Bahasa mencerminkan bangsa. Ketika bangsa bingung, apa bahasa Indonesianya untuk kata yang mereka sebutkan, maka bangsa mulai galau. Ketika bangsa galau, saat itulah bangsa mulai kehilangan jati dirinya. Saat kehilangan jati diri, keinginan selanjutnya adalah membuat  identitas diri yang baru, hingga akhirnya tak mengenal diri sendiri. Kenal adalah kata lain dari tahu. Maka tak mengenal diri sama dengan tak tahu diri. (Ini apaan sih)
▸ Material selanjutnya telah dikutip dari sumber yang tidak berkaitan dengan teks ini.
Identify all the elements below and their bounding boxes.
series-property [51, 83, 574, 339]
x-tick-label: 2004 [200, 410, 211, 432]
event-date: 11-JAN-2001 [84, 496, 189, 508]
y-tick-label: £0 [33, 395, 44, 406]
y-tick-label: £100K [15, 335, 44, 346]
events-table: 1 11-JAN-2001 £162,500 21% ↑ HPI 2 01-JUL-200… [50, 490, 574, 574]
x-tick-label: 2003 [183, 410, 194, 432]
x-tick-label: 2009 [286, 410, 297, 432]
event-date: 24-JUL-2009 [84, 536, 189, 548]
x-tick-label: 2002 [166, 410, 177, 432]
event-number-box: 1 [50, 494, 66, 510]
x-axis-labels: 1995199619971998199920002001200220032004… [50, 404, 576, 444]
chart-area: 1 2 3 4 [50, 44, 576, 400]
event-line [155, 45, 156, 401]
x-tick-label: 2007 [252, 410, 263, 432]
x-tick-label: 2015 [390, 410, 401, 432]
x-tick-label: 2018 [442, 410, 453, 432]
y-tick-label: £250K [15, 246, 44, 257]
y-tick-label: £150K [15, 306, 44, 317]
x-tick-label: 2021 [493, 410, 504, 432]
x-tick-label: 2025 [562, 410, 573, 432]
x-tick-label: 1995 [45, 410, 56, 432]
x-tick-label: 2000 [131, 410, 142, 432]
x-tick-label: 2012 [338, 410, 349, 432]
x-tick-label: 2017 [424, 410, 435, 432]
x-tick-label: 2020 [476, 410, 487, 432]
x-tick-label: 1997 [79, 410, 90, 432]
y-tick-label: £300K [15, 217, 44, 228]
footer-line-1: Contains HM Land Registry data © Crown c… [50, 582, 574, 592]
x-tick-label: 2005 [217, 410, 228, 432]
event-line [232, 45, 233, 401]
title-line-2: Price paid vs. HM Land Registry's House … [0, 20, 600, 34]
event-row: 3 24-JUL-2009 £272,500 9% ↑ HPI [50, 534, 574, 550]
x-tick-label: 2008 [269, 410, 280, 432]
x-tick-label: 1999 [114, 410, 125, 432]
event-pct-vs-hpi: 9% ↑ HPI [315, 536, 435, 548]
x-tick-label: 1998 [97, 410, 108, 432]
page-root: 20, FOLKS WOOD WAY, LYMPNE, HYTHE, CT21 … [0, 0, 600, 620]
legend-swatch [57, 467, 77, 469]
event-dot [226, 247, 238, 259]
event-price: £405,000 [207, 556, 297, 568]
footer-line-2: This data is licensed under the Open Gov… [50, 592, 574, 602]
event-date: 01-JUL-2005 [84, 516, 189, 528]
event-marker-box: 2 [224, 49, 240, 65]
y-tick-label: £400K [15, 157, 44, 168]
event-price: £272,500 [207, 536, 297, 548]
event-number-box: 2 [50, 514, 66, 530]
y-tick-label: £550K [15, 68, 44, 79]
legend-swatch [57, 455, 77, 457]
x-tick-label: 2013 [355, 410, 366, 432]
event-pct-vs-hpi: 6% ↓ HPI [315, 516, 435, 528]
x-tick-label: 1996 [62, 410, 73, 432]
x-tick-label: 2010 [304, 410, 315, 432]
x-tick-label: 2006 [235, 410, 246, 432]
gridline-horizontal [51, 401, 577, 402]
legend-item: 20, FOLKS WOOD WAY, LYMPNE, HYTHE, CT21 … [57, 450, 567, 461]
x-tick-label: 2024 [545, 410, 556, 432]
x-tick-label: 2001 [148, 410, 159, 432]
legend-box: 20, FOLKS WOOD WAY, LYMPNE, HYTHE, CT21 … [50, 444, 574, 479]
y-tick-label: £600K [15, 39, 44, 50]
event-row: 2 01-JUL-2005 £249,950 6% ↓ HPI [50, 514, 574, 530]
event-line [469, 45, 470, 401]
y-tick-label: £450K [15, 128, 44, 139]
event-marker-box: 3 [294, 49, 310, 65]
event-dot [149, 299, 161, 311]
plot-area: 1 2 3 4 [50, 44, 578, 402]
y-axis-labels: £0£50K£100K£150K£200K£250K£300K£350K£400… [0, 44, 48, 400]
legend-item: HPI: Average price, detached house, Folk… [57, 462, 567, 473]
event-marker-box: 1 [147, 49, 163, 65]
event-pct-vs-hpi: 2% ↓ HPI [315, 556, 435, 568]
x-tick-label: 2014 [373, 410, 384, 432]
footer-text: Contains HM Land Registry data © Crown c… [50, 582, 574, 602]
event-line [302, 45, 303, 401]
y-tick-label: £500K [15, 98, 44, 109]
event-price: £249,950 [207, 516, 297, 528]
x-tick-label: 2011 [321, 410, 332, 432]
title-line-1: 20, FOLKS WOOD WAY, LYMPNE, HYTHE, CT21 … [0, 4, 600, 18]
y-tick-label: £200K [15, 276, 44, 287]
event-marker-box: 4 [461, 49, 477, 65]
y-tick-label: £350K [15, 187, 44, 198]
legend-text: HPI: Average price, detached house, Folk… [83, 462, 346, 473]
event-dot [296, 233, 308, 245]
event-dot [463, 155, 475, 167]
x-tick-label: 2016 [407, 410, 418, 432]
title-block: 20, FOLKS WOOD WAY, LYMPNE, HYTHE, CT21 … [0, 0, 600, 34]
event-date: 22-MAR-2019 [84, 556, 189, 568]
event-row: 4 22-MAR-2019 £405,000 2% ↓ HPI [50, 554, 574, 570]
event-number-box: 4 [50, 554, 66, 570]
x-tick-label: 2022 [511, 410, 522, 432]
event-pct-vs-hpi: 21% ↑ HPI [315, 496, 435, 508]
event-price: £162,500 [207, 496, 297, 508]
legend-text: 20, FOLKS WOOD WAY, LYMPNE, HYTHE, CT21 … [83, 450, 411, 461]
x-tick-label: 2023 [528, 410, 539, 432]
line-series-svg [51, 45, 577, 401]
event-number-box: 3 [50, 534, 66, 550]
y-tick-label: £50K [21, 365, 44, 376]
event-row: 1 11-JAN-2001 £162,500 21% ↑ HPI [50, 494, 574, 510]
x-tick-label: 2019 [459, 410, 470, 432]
Suatu kebiasaan memang tak mudah dirubah, tapi bukan berarti tak mungkin. Sesuatu yang aneh jika dilakukan berjamaah dan terus-menerus, maka akan menjadi sesuatu yang sangat lazim . Justru hal yang semestinya dan sepatutnya malah dianggap aneh dan tak lazim. Dengan alasan beragam, ketinggalan zaman, kuno, gak up to date, gak efisien, de el el.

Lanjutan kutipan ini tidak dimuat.